Павел смутился: огненный Змей, известно, прилетает ко вдовам, но к мужней жене не слыхать было.

– И давно это?

– На Красную Горку.

И он вспоминает: в последний раз он был у нее на Святой, стало быть, после.

– И вы это делаете?

Она вскинула глаза – чиста! – и виновато потупилась.

– Да ведь это большой грех.

И на слово «грех» она вздрогнула от клокота ответных слов – и голос пропал.

– Надо принять меры, – сказал он не своим голосом глухо и без слов грозно, так – что рука поднялась, но не ударила.

Досадуя, вышел.

Не звери и птицы, которые звери рыскали и птицы порхали в его охотничьих мыслях, огненный Змей кольчатый шуршал белыми крыльями.

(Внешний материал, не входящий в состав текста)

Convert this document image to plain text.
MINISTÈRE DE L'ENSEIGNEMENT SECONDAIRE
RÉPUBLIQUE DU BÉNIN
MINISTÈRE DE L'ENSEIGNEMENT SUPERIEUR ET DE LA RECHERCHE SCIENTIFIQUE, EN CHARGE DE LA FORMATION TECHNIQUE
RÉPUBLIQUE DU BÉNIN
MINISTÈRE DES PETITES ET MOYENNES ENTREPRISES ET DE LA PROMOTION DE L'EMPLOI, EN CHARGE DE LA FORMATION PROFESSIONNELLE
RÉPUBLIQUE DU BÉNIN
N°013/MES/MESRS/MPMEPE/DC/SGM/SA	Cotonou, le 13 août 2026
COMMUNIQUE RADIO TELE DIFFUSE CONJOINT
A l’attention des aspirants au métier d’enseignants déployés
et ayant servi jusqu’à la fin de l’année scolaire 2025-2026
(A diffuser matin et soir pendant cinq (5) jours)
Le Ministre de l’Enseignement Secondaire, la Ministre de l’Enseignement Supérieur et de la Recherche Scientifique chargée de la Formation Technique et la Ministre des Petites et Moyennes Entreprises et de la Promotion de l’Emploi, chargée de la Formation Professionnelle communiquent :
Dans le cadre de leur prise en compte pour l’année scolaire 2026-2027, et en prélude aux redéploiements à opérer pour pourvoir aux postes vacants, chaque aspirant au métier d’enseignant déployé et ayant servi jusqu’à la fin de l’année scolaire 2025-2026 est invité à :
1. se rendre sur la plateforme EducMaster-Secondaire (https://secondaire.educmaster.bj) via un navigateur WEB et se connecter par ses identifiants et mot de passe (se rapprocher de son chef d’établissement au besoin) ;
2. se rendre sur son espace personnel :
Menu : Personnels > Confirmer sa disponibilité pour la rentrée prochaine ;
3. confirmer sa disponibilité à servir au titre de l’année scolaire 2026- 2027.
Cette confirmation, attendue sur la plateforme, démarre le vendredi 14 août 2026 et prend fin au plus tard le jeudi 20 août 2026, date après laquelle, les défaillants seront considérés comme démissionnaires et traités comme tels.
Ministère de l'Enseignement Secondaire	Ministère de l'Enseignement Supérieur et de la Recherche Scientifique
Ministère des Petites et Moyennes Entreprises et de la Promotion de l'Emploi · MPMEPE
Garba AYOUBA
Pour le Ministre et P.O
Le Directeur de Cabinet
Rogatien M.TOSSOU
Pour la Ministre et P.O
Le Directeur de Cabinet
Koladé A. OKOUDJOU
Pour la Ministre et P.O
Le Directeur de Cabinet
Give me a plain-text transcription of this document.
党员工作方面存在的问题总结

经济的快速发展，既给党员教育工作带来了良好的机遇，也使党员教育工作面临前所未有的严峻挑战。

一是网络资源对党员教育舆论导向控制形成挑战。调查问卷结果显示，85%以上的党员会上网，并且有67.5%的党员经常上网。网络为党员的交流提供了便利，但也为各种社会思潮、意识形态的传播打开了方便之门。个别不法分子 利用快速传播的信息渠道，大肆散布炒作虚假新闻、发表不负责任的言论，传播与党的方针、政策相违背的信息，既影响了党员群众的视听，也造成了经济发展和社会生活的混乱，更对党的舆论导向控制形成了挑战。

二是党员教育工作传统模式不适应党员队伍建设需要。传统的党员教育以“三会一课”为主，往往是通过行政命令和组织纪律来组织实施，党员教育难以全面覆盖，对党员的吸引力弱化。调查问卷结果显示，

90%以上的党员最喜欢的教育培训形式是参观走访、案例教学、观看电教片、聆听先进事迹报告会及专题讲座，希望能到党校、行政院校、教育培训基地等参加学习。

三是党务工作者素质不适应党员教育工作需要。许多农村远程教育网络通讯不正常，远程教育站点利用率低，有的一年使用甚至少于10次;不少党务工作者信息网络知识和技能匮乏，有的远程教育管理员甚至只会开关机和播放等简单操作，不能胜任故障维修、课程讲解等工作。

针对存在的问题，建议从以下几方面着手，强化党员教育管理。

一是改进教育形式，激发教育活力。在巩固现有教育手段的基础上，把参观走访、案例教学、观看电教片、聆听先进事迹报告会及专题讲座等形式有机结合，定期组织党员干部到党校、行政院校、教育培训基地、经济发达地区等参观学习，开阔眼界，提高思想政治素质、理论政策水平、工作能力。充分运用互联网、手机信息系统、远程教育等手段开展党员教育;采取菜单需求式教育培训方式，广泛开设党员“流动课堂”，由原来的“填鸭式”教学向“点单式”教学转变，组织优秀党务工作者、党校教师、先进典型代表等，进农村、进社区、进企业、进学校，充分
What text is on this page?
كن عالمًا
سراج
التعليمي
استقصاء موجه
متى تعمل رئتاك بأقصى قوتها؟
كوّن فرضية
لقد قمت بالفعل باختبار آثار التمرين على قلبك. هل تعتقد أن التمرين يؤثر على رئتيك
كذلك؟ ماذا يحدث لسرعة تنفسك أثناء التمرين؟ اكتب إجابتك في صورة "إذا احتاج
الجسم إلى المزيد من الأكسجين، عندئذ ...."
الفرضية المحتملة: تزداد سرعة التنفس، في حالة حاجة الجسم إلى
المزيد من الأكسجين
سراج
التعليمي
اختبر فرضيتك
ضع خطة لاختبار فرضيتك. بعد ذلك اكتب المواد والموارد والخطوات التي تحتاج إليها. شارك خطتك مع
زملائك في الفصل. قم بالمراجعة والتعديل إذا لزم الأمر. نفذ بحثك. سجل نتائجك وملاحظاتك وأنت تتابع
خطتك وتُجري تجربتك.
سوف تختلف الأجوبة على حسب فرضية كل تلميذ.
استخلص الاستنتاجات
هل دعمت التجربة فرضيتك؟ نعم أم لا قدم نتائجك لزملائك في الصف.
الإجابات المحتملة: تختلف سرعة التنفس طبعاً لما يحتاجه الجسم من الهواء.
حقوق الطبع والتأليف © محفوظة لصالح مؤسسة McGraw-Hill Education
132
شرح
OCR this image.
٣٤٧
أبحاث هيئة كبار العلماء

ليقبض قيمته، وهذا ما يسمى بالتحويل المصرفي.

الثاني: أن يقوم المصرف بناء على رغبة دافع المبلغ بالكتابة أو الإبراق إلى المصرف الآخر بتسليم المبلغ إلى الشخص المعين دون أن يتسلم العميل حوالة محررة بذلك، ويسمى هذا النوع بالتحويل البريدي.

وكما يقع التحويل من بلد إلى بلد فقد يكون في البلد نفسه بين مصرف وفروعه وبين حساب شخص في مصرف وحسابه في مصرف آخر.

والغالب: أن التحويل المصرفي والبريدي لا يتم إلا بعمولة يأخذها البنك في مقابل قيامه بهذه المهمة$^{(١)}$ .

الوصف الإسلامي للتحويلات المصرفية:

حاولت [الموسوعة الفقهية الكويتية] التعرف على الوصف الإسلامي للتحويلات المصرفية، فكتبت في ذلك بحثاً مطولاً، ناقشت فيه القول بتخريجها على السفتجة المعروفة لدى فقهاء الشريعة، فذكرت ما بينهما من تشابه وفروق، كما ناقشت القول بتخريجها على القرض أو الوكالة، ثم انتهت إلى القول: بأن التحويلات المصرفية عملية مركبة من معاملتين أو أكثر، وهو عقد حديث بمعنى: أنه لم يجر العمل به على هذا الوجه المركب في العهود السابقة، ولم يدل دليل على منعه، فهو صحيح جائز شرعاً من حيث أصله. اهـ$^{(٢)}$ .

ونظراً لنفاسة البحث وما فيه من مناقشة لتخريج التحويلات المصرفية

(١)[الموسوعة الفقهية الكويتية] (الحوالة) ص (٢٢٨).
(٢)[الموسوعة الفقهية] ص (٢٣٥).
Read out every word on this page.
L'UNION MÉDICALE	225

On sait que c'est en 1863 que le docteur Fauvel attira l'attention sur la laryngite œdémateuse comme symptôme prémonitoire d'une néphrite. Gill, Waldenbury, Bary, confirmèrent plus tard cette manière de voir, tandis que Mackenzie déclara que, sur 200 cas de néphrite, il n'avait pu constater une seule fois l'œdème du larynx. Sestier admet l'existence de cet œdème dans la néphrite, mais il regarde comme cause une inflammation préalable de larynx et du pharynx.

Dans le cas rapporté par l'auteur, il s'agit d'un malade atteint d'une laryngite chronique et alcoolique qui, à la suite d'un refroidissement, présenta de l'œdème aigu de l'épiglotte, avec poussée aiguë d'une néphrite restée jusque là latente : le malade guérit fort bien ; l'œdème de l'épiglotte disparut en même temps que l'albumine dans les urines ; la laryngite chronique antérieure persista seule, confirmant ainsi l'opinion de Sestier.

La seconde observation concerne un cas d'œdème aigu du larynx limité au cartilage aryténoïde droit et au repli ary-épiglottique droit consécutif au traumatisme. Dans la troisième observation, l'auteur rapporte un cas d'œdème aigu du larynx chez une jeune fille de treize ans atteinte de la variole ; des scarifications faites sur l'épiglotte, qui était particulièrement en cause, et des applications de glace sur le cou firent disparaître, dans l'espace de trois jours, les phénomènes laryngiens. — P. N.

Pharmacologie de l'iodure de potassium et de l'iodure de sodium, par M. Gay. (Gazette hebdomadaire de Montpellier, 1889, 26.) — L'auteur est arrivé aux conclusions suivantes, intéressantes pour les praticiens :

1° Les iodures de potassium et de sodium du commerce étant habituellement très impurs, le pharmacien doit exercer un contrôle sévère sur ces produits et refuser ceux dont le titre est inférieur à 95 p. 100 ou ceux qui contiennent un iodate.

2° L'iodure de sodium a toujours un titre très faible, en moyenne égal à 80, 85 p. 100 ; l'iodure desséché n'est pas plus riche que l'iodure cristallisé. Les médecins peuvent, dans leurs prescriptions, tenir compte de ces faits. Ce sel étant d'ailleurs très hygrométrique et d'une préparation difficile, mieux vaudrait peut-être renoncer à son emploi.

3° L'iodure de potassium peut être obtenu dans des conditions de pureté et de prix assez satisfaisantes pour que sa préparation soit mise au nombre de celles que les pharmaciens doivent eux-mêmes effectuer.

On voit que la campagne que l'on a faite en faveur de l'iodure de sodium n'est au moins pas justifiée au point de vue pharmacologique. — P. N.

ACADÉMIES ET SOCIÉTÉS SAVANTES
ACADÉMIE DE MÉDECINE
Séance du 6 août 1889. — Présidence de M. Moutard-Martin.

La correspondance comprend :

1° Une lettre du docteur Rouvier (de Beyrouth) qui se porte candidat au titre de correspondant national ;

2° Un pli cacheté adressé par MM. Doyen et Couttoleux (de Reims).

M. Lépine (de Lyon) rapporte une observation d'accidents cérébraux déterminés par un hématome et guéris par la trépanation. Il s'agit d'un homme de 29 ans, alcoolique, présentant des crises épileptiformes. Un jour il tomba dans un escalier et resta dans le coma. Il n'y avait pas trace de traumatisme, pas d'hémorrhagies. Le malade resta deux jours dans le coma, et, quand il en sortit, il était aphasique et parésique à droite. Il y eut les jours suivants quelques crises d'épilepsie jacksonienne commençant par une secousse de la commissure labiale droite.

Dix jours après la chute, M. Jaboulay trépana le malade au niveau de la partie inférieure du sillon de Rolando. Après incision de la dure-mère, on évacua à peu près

«С чего бы?» – И ему жалко: плохо кончит. Зверю от рогатины не уйти, и на птиц есть силки, но чем возьмешь Змея? И он видит ее и Змея, и все в нем кричит зверем: как ты могла допустить себя до такого? Но себя он ни в чем не винит: он зверолов, свалит медведя.

* * *

В Муроме ходил беспризорный, звали его Ласка – Алексеем. Таким представится Нестерову Радонежский отрок в березовом лесу под свежей веткой, руки крепко сжаты, в глазах лазурь, подымется с земли и улетит. Ласка глядит сквозь лазурь из души, ровно б у него глубже еще глаза, а скажет, большому не в сказ – такое растет среди лесов на русской земле. Мимо не пройдешь, не окликнув: Ласка! А какие он сказывал сказки, и откуда слова берутся! про зверей, о птицах лесовое, скрытое от глаз, и о чудесах и знамениях о звездах. Летом – лес; зима – Воздвиженские монашки присматривают. Бывал и в кремле на княжском дворе: Ольга любила слушать, как он рассказывает, от него она знает о Змее – огненный, летучий. Змей, бумажные крылья – чудесная сказка!

Павел встретил Ласку в лесу.

«Божий человек, – подумал Павел, – спрошу о жене».

– Надо ей на волю, – сказал Ласка, – она у тебя в темнице. Ты ее возьми с собой.